To address racism effectively at the personal level we should follow the principle used by psychotherapists to heal ourselves in order to heal our relations with others. Healing begins within ourselves. When we take pride in our identity, we may choose how we wish to be defined. To put this into practice, identifying the subtle mechanisms embedded in our society that subvert the power to do so, the institutions that contribute to systemic racism, should lead to political action that produces real change. Identity politics recaptures one’s own voice to speak in a language that, by virtue of defining the self, empowers the self.
We must also learn how to actively listen to others with both respect and a spirit of inclusiveness. Mark Lilla, a professor of humanities at Columbia University, observed that identity politics devoid of inclusiveness, as in the case of contemporary American society, for example, the broad segment that feels forgotten, disenfranchised, and disillusioned, those most likely to resist efforts to promote change whose deference to “the other” that has been targeted and scapegoated as responsible for their condition, can only inflame longstanding grudges and feelings of resentment. To exclude is to divide; hasn’t history already taught us how ignoring its weight can influence the calamitous tide of fortune against what ultimately lies in the best interest for us all?
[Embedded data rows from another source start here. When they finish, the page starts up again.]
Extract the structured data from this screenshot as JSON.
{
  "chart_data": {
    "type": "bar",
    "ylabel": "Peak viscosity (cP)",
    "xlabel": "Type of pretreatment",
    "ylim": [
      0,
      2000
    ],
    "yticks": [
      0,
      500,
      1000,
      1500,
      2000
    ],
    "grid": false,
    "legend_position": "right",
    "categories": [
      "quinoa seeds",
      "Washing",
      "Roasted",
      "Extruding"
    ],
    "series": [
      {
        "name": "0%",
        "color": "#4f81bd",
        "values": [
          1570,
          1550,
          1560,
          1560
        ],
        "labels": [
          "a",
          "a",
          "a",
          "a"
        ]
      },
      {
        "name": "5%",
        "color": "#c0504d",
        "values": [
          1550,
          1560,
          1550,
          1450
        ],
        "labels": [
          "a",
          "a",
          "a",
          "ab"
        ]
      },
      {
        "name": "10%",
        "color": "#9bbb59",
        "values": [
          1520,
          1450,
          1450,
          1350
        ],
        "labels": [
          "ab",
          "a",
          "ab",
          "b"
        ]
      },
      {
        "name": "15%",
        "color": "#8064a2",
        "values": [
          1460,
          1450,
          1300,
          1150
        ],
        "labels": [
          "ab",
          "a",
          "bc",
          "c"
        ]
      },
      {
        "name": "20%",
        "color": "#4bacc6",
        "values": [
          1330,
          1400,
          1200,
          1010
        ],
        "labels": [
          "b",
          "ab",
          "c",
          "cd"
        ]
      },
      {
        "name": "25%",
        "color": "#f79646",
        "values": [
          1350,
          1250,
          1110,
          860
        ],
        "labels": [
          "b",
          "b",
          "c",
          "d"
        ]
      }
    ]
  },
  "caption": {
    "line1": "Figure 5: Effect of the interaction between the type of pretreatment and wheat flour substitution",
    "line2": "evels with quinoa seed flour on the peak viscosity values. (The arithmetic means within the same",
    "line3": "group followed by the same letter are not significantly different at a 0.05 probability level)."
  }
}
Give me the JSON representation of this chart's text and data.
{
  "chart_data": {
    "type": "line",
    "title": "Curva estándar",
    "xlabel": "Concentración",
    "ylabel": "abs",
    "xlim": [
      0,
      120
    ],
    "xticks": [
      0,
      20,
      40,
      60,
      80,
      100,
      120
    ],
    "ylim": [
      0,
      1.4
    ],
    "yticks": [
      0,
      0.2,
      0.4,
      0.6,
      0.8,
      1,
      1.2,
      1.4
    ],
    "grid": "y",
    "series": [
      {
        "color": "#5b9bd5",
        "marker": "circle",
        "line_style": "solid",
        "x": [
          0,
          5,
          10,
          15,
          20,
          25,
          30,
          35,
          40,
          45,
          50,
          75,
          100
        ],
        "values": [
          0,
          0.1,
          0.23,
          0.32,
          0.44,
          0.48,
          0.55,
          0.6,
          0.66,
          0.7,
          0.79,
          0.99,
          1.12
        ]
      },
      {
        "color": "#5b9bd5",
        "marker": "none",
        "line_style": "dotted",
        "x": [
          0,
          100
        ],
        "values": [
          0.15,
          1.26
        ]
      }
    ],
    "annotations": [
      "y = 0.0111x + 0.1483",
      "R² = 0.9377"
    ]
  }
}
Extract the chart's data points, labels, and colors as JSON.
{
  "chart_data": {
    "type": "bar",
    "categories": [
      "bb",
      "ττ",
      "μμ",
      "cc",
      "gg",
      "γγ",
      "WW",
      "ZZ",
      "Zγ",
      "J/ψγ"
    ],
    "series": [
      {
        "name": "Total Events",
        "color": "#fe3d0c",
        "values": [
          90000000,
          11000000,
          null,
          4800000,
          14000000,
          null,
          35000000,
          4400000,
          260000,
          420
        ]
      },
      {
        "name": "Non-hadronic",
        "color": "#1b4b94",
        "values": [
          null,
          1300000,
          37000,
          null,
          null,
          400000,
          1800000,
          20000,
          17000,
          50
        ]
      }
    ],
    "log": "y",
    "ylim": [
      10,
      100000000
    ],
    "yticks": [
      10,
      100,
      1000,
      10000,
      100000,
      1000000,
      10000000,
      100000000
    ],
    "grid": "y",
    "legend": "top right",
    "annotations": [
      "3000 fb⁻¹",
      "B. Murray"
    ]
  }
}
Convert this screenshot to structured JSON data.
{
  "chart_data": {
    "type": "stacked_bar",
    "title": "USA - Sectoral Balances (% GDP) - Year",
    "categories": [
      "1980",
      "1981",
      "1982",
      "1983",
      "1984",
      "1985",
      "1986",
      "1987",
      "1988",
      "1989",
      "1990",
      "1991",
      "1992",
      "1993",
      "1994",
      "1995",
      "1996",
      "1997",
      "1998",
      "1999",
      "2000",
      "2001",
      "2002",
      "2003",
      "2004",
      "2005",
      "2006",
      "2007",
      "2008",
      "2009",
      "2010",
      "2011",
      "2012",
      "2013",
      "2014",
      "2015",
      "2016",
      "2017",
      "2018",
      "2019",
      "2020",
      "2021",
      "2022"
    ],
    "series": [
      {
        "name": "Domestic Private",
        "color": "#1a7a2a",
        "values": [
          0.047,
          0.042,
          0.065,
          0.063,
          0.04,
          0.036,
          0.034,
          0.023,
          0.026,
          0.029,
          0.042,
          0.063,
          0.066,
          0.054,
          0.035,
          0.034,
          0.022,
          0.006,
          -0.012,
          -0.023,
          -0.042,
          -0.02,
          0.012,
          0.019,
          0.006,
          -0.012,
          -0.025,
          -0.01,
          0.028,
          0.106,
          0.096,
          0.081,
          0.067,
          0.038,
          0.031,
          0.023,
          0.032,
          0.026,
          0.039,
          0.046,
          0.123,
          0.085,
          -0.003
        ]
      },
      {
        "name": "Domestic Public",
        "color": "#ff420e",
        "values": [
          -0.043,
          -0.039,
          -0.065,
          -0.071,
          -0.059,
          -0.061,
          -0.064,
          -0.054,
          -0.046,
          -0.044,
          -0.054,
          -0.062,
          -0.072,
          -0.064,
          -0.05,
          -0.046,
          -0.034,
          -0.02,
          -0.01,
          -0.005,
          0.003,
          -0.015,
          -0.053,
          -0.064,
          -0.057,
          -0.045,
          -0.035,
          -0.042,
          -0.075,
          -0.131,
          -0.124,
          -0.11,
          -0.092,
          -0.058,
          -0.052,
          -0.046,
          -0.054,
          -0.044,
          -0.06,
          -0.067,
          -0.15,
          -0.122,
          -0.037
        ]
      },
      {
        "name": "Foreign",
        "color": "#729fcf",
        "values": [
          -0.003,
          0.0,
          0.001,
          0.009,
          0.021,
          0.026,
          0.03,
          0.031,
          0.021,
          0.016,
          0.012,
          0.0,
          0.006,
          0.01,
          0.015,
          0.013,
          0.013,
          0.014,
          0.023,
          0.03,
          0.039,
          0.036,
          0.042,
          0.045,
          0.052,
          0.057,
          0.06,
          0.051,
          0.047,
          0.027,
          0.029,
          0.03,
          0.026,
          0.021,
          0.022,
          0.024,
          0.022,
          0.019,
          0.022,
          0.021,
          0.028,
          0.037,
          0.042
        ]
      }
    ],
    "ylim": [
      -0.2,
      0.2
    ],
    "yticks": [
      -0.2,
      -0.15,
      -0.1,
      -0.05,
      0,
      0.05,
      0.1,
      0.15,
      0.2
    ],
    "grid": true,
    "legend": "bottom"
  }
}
The opportunity to talk about racism occurs in my practice when this topic is introduced by my patient or when I feel it has relevance to their work in psychotherapy. For those who have difficulty understanding racism, drawing a parallel between the struggle to identify and change subconscious beliefs about oneself that are destructive and the difficulties changing beliefs about racism that are systemic in nature promotes an appreciation for the challenges those fighting racism confront. Others sympathetic to its cause may benefit from discussion about how they may contribute through political activism and, for those victimized by racism, empathic listening as well as guidance to navigate personal relationships or at the workplace provides the validation and skills necessary to confront racist issues at both a personal and systemic level.
Confronting racism is about investigating and challenging our beliefs about ourselves and “the other,” the historic foundations and rationality of their premises, as well as how they manifest our communities and society in general. These insights support efforts to heal the self through self-examination and establishing the self as agent for the purpose of learning how to put these insights into practice as it pertains to one’s personal life and through social and political action.